Foto: Naturpark Hohe Wand

Foto: Alonso Aguilar/stock.adobe.com

Schwerpunkt Insekten

Praxismaterialien für Schulen und Kindergärten

Foto: Reinhold Wodisch

Die folgenden Praxismaterialien sind als Anregung und Hilfestellung für Aktivitäten an Schulen und Kindergärten gedacht.

Sie befassen sich mit der Bedeutung von Insekten und sind auch in unseren Ideen und Tipps zum österreichweiten Aktionstag zu finden.

Schmetterlingsspirale anlegen

Schmetterlingsspirale
Foto: stock.adobe.com/terezqua

Hintergrund: Bevor wir einen Schmetterling als Falter bewundern können durchlebt er verschiedene Entwicklungsstadien. Aus winzigen Eiern schlüpfen Raupen, sie durchleben mehrere Raupenstadien. Raupen ernähren sich häufig von ganz bestimmten Pflanzen und müssen vor allem eines machen: fressen. So werden sie immer größer und müssen sich mehrmals häuten. Nach dem letzten Raupenstadium verpuppt sich die Raupe in einem Kokon – und darin findet ihre unglaubliche Verwandlung zu einem Falter mit Fühlern und vier Flügeln statt. Diesen Entwicklungsweg nennt man in der Fachsprache Metamorphose. Als Puppe bezeichnet man übrigens die Insektenlarve, die sich in der Ruhestellung befindet und sich verwandelt, Kokon wird das Gespinst um die Puppe herum genannt.


Bildungsziele: Mit bunten Blumen ein Paradies für Schmetterlinge und deren Raupe schaffen. Naturbeobachtungen vor der Schultüre und Erkennen von jahreszeitlichen Abläufen in der Natur.


Alter: Kindergarten, Volksschule, Mittelschule

Gruppengröße: Kleingruppe

Material: siehe Praxismaterial zum Herunterladen


Ablauf: Eine Schmetterlingsspirale wird ähnlich wie eine Kräuterspirale angelegt. Es werden bestimmte Blumen und Stauden gepflanzt, die einerseits als Futterpflanzen für die Raupen und andererseits als Saugpflanzen für die erwachsenen Falter dienen – perfekt also zum Beobachten von Schmetterlingen. Die gärtnerische Pflege beschränkt sich auf das Abräumen verwelkter Pflanzen. Aber selbst dabei sollten solche mit hohlem Stängel oder mit Blattrosetten teilweise erhalten bleiben, darin können Kleintiere überwintern. Biologische Beobachtungen sind von Frühling bis in den Spätherbst möglich.
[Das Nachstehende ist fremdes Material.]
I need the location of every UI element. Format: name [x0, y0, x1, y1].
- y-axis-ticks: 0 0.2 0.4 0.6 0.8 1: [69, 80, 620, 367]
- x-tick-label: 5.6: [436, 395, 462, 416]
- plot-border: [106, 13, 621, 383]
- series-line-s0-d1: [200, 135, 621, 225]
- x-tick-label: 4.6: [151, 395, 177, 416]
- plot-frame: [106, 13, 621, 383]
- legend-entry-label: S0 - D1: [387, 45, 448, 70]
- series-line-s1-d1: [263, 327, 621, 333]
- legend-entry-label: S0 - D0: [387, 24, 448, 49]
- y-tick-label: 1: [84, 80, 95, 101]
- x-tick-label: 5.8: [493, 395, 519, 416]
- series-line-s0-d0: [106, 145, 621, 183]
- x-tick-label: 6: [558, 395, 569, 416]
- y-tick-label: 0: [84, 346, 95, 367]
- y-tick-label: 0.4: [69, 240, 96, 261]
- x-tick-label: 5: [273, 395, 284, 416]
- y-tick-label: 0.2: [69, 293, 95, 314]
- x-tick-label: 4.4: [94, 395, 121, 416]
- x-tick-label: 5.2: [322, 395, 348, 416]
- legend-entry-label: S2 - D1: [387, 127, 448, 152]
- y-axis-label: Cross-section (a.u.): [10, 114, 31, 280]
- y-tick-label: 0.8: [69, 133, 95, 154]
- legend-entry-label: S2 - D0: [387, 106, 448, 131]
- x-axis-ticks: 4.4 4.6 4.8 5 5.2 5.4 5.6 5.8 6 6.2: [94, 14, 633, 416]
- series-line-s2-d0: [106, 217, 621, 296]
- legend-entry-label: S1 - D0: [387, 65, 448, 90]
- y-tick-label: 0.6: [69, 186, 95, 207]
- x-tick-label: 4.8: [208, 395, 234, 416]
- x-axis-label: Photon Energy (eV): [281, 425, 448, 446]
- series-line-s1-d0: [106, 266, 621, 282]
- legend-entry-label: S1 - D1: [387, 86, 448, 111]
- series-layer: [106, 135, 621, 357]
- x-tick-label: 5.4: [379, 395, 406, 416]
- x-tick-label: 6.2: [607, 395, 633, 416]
Die genaue Beschreibung zur Anlage der Schmetterlingsspirale findet sich über die unten stehenden Links.

Ab Ende April kann das Leben bei der Schmetterlingsspirale beobachtet werden: Welche Raupen und andere Insekten finden sich dort? Welche Tiere leben im Boden? Welche Schmetterlingsarten besuchen welche Pflanzen? Das über den unten angeführten Link erhältliche Praxismaterial enthält Informationen zum Baukünstler Raupe sowie ein Beobachtungsblatt.

 

Die Anleitung für den Bau einer Schmetterlingsspirale gibt es hier!
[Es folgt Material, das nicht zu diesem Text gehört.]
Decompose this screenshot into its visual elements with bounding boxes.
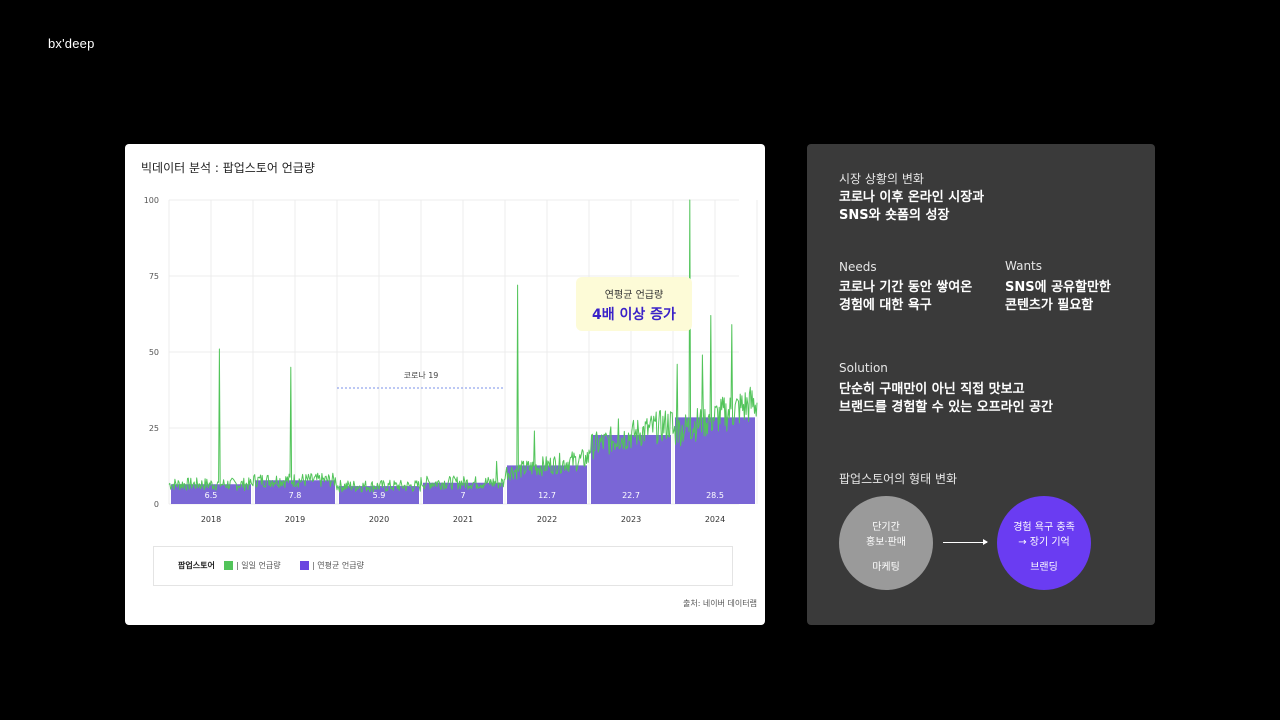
solution-text: 단순히 구매만이 아닌 직접 맛보고 브랜드를 경험할 수 있는 오프라인 공간: [839, 382, 1053, 415]
y-tick-label: 75: [149, 272, 159, 281]
x-tick-label: 2019: [285, 515, 305, 524]
needs-label: Needs: [839, 260, 877, 274]
bar-2018: [171, 484, 251, 504]
insight-panel: 시장 상황의 변화 코로나 이후 온라인 시장과 SNS와 숏폼의 성장 Nee…: [807, 144, 1155, 625]
y-tick-label: 100: [144, 196, 159, 205]
branding-circle: 경험 욕구 충족 → 장기 기억 브랜딩: [997, 496, 1091, 590]
wants-label: Wants: [1005, 259, 1043, 273]
bar-2024: [675, 417, 755, 504]
bar-value-label: 12.7: [538, 491, 556, 500]
form-change-label: 팝업스토어의 형태 변화: [839, 472, 958, 486]
daily-mentions-line: [168, 199, 758, 493]
chart-title: 빅데이터 분석 : 팝업스토어 언급량: [141, 161, 315, 175]
bar-value-label: 7: [460, 491, 465, 500]
chart-legend: 팝업스토어 | 일일 언급량 | 연평균 언급량: [153, 546, 733, 586]
branding-circle-label: 브랜딩: [1030, 562, 1058, 573]
chart-card: 빅데이터 분석 : 팝업스토어 언급량 100 75 50 25 0 6.5 7.8 5.9 7…: [125, 144, 765, 625]
bar-2019: [255, 480, 335, 504]
bar-value-label: 7.8: [289, 491, 302, 500]
y-tick-label: 25: [149, 424, 159, 433]
solution-label: Solution: [839, 361, 888, 375]
callout-box: [576, 277, 692, 331]
bar-value-label: 6.5: [205, 491, 218, 500]
callout-line2: 4배 이상 증가: [592, 306, 676, 323]
marketing-circle: 단기간 홍보·판매 마케팅: [839, 496, 933, 590]
source-note: 출처: 네이버 데이터랩: [682, 599, 757, 608]
needs-text: 코로나 기간 동안 쌓여온 경험에 대한 욕구: [839, 280, 973, 313]
market-change-text: 코로나 이후 온라인 시장과 SNS와 숏폼의 성장: [839, 190, 985, 223]
x-tick-label: 2022: [537, 515, 557, 524]
brand-logo: bx'deep: [48, 36, 95, 51]
market-change-label: 시장 상황의 변화: [839, 172, 924, 186]
bar-value-label: 22.7: [622, 491, 640, 500]
branding-circle-title: 경험 욕구 충족 → 장기 기억: [1013, 522, 1075, 548]
legend-daily-label: | 일일 언급량: [236, 561, 281, 570]
bar-value-label: 5.9: [373, 491, 386, 500]
x-tick-label: 2024: [705, 515, 725, 524]
marketing-circle-title: 단기간 홍보·판매: [866, 522, 906, 548]
marketing-circle-label: 마케팅: [872, 562, 900, 573]
legend-daily-swatch: [224, 561, 233, 570]
legend-yearly-swatch: [300, 561, 309, 570]
x-tick-label: 2018: [201, 515, 221, 524]
bar-value-label: 28.5: [706, 491, 724, 500]
covid-label: 코로나 19: [404, 371, 439, 380]
y-tick-label: 0: [154, 500, 159, 509]
legend-yearly-label: | 연평균 언급량: [312, 561, 364, 570]
callout-line1: 연평균 언급량: [605, 289, 663, 301]
x-tick-label: 2021: [453, 515, 473, 524]
x-tick-label: 2023: [621, 515, 641, 524]
y-tick-label: 50: [149, 348, 159, 357]
legend-title: 팝업스토어: [178, 561, 215, 570]
chart-canvas: 100 75 50 25 0 6.5 7.8 5.9 7 12.7 22.7 28.5 2018 2019…: [144, 196, 758, 524]
x-tick-label: 2020: [369, 515, 389, 524]
arrow-right-icon: [943, 539, 988, 545]
wants-text: SNS에 공유할만한 콘텐츠가 필요함: [1005, 280, 1111, 313]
Download: Praxismaterial - Schmetterlingsspirale (PDF-Download: 0,7MB)

Lebensraum Obstbaum: Wer wohnt wo?

Foto: Franz Kovacs

Bildungsziele: Lebensraum Obstbaum: Bewohner und deren Bauwerke kennen lernen


Alter: Volksschule, Mittelschule

Gruppengröße: Gesamtgruppe

Material: Arbeitsblatt: Lebensraum Obstbaum, kleine Kärtchen, auf denen die Bewohner eines Obstbaumes abgebildet sind, Stifte, Klebeband oder Kleber, evtl. Forscherausrüstung: Lupe, Fernglas, etc.


Ort: Streuobstwiese


Ablauf: Gemeinsam werden die Stockwerke und Lebensräume eines Baumes besprochen. Jede Gruppe sucht sich einen Obstbaum aus und betrachtet diesen für einige Minuten: Welche Tiere leben auf, am oder im Baum? Welche tierischen Bauwerke befinden sich am Baum? Von wem stammen diese?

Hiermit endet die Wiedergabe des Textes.